Karena itu, kita mesti mulai dengan meluruskan aqidah, mendidik generasi berikut atas dasar aqidah yang benar, sehingga terwujud suatu generasi yang tahan uji dan sabar oleh berbagai cobaan, sebagaimana yang terjadi pada generasi awal Islam.[50]
Syaikh Shalih bin Said As-Suhaimi setelah menunjukkan fenomena da’wah yang bermunculkan dan masing-masing hanya memperhatikan persoalan furu’. Masing-masing mereka memusatkan perhatian bagi terwujudnya persatuan Islam dengan mengedepankan sisi politik, ada yang mengedepankan sisi akhlak, ada juga pada sisi targhib dan tarhib (anjuran dan ancaman) serta zuhud dan wara’ .
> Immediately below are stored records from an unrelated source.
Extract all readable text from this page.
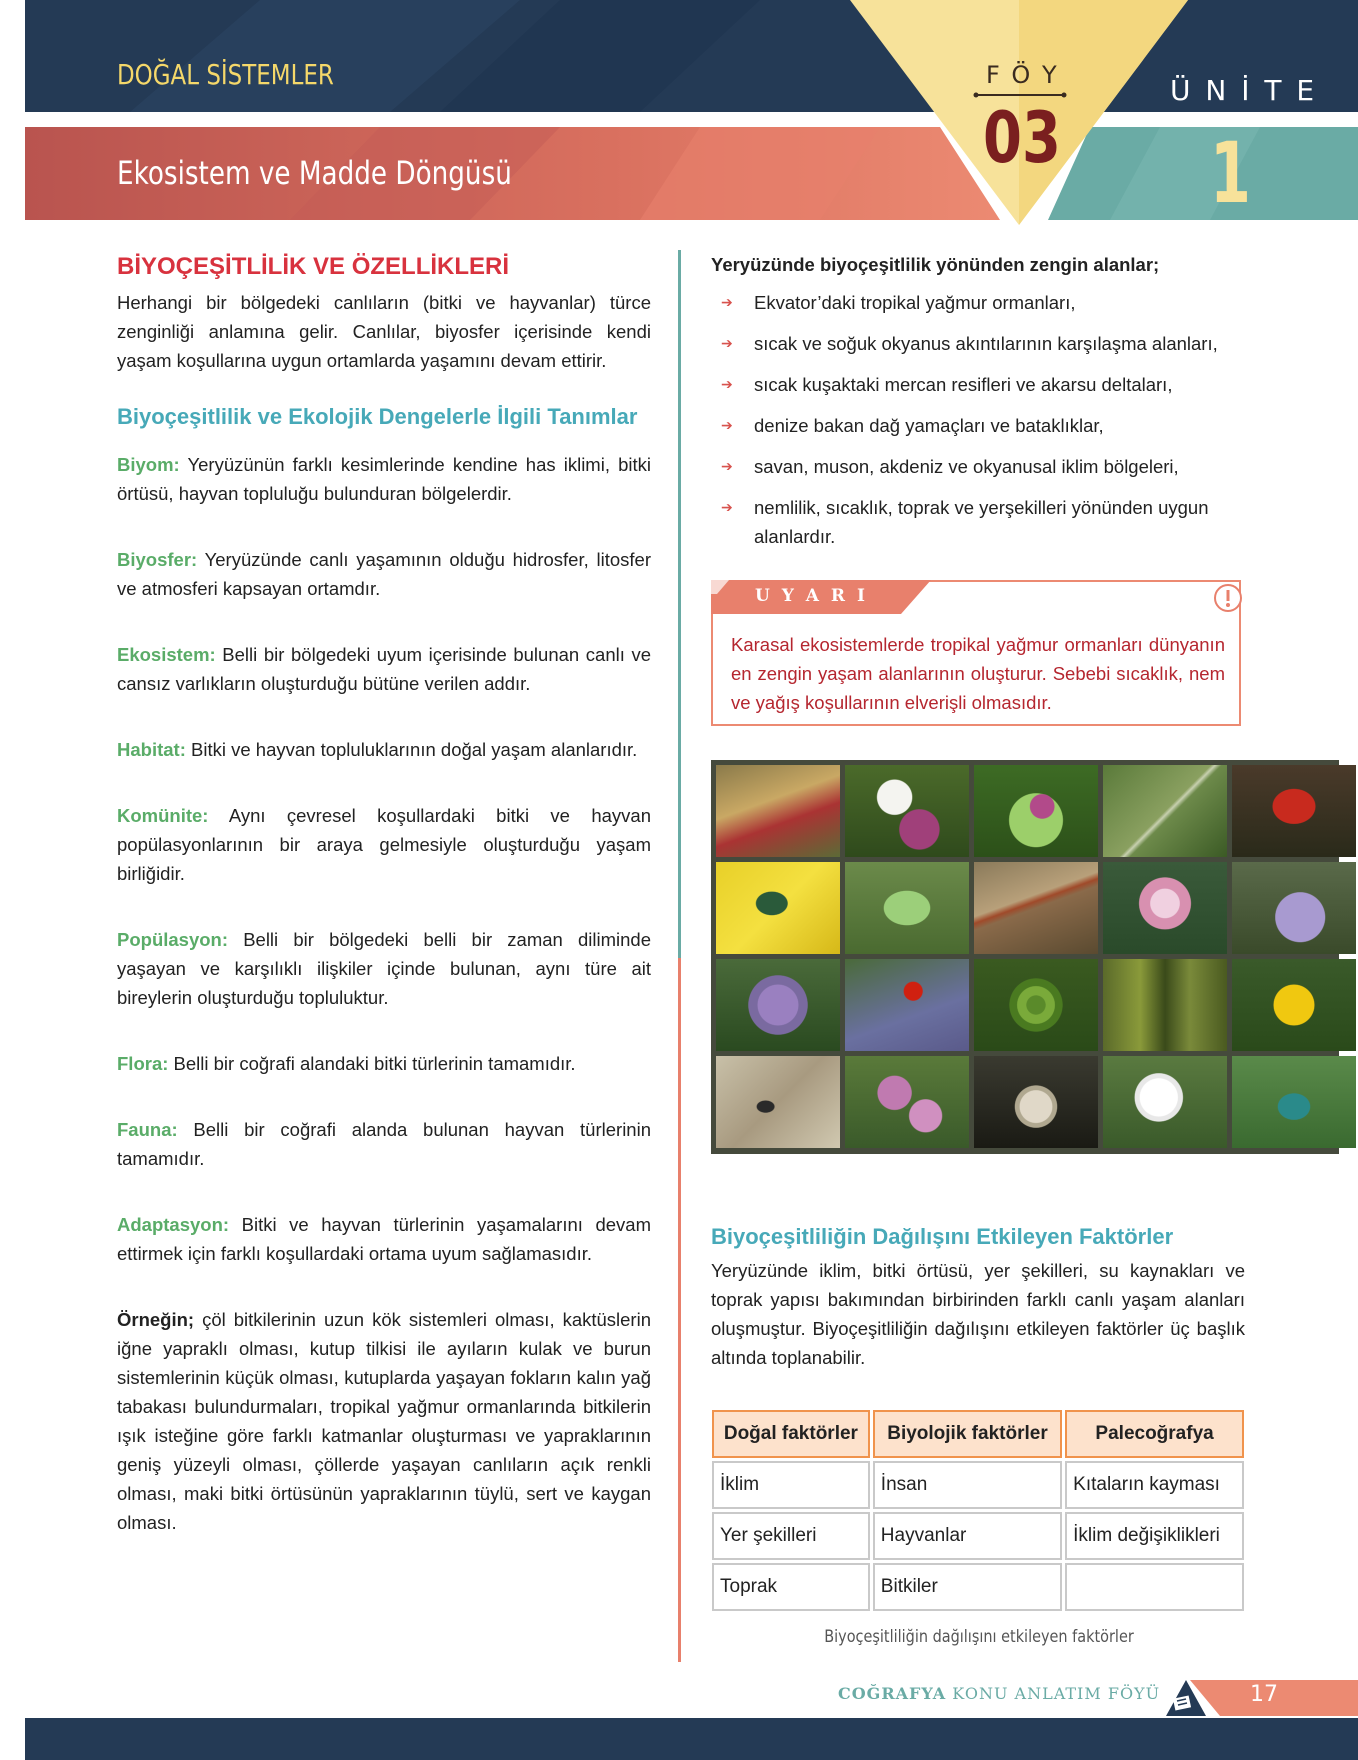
DOĞAL SİSTEMLER
Ekosistem ve Madde Döngüsü
F Ö Y
03
Ü N İ T E
1
BİYOÇEŞİTLİLİK VE ÖZELLİKLERİ

Herhangi bir bölgedeki canlıların (bitki ve hayvanlar) türce zenginliği anlamına gelir. Canlılar, biyosfer içerisinde kendi yaşam koşullarına uygun ortamlarda yaşamını devam ettirir.

Biyoçeşitlilik ve Ekolojik Dengelerle İlgili Tanımlar

Biyom: Yeryüzünün farklı kesimlerinde kendine has iklimi, bitki örtüsü, hayvan topluluğu bulunduran bölgelerdir.

Biyosfer: Yeryüzünde canlı yaşamının olduğu hidrosfer, litosfer ve atmosferi kapsayan ortamdır.

Ekosistem: Belli bir bölgedeki uyum içerisinde bulunan canlı ve cansız varlıkların oluşturduğu bütüne verilen addır.

Habitat: Bitki ve hayvan topluluklarının doğal yaşam alanlarıdır.

Komünite: Aynı çevresel koşullardaki bitki ve hayvan popülasyonlarının bir araya gelmesiyle oluşturduğu yaşam birliğidir.

Popülasyon: Belli bir bölgedeki belli bir zaman diliminde yaşayan ve karşılıklı ilişkiler içinde bulunan, aynı türe ait bireylerin oluşturduğu topluluktur.

Flora: Belli bir coğrafi alandaki bitki türlerinin tamamıdır.

Fauna: Belli bir coğrafi alanda bulunan hayvan türlerinin tamamıdır.

Adaptasyon: Bitki ve hayvan türlerinin yaşamalarını devam ettirmek için farklı koşullardaki ortama uyum sağlamasıdır.

Örneğin; çöl bitkilerinin uzun kök sistemleri olması, kaktüslerin iğne yapraklı olması, kutup tilkisi ile ayıların kulak ve burun sistemlerinin küçük olması, kutuplarda yaşayan fokların kalın yağ tabakası bulundurmaları, tropikal yağmur ormanlarında bitkilerin ışık isteğine göre farklı katmanlar oluşturması ve yapraklarının geniş yüzeyli olması, çöllerde yaşayan canlıların açık renkli olması, maki bitki örtüsünün yapraklarının tüylü, sert ve kaygan olması.

Yeryüzünde biyoçeşitlilik yönünden zengin alanlar;

➔ Ekvator’daki tropikal yağmur ormanları,
➔ sıcak ve soğuk okyanus akıntılarının karşılaşma alanları,
➔ sıcak kuşaktaki mercan resifleri ve akarsu deltaları,
➔ denize bakan dağ yamaçları ve bataklıklar,
➔ savan, muson, akdeniz ve okyanusal iklim bölgeleri,
➔ nemlilik, sıcaklık, toprak ve yerşekilleri yönünden uygun alanlardır.
U Y A R I

Karasal ekosistemlerde tropikal yağmur ormanları dünyanın en zengin yaşam alanlarının oluşturur. Sebebi sıcaklık, nem ve yağış koşullarının elverişli olmasıdır.

Biyoçeşitliliğin Dağılışını Etkileyen Faktörler

Yeryüzünde iklim, bitki örtüsü, yer şekilleri, su kaynakları ve toprak yapısı bakımından birbirinden farklı canlı yaşam alanları oluşmuştur. Biyoçeşitliliğin dağılışını etkileyen faktörler üç başlık altında toplanabilir.

Doğal faktörler	Biyolojik faktörler	Palecoğrafya
İklim	İnsan	Kıtaların kayması
Yer şekilleri	Hayvanlar	İklim değişiklikleri
Toprak	Bitkiler	
Biyoçeşitliliğin dağılışını etkileyen faktörler
COĞRAFYA KONU ANLATIM FÖYÜ	17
Maka kemudian setelah beliau menerangkan firman Allah Azza wa Jalla (surat Adz-Dzariyat: 56, Az-Zumar: 2 dan Al-Bayinan: 5), selanjutnya menyatakan, “kita mengatakan bahwa Persatuan lslam harus di atas tauhid dan ketika kita menyeru wajibnya memulai darinya, maka tidak berarti meremehkan sisi lain yang telah kami sebutkan sebagian daripadanya.” Adapun yang dimaksud (dari pernyataan di atas) adalah wajib mendasarinya dengan memulai seluruh amalan dari tolak ukur aqidah ini. Maka di atas sinar tauhid tersebut adanya politik. Di atas manhaj tauhid tersebut terbangunnya adab-adab dan akhlaq-akhlaq. Pada batasan-batasan aqidah tersebut diserukannya targhib dan tarhib serta di atas dasar tauhid inilah, dengan seizin Allah Azza wa Jalla, terwujudnya masyarakat yang Islami, masyarakat yang baik dan kokoh. Dengan aqidah itu pula akan terwujud kebahagiaan manusia di dunia dan di akhirat. Dan karena itu pula manusia berbondong-bondong masuk ke dalam agama Allah lalu mereka diberikan nikmat yang berwujud kebaikan, keamanan, ketentraman yang mencocoki aqidah murni yang naungannya terbentang luas. Akhirnya mereka terlepas dari kotoran-kotoran berhalaisme dan kebodohan-kebodohan.[51]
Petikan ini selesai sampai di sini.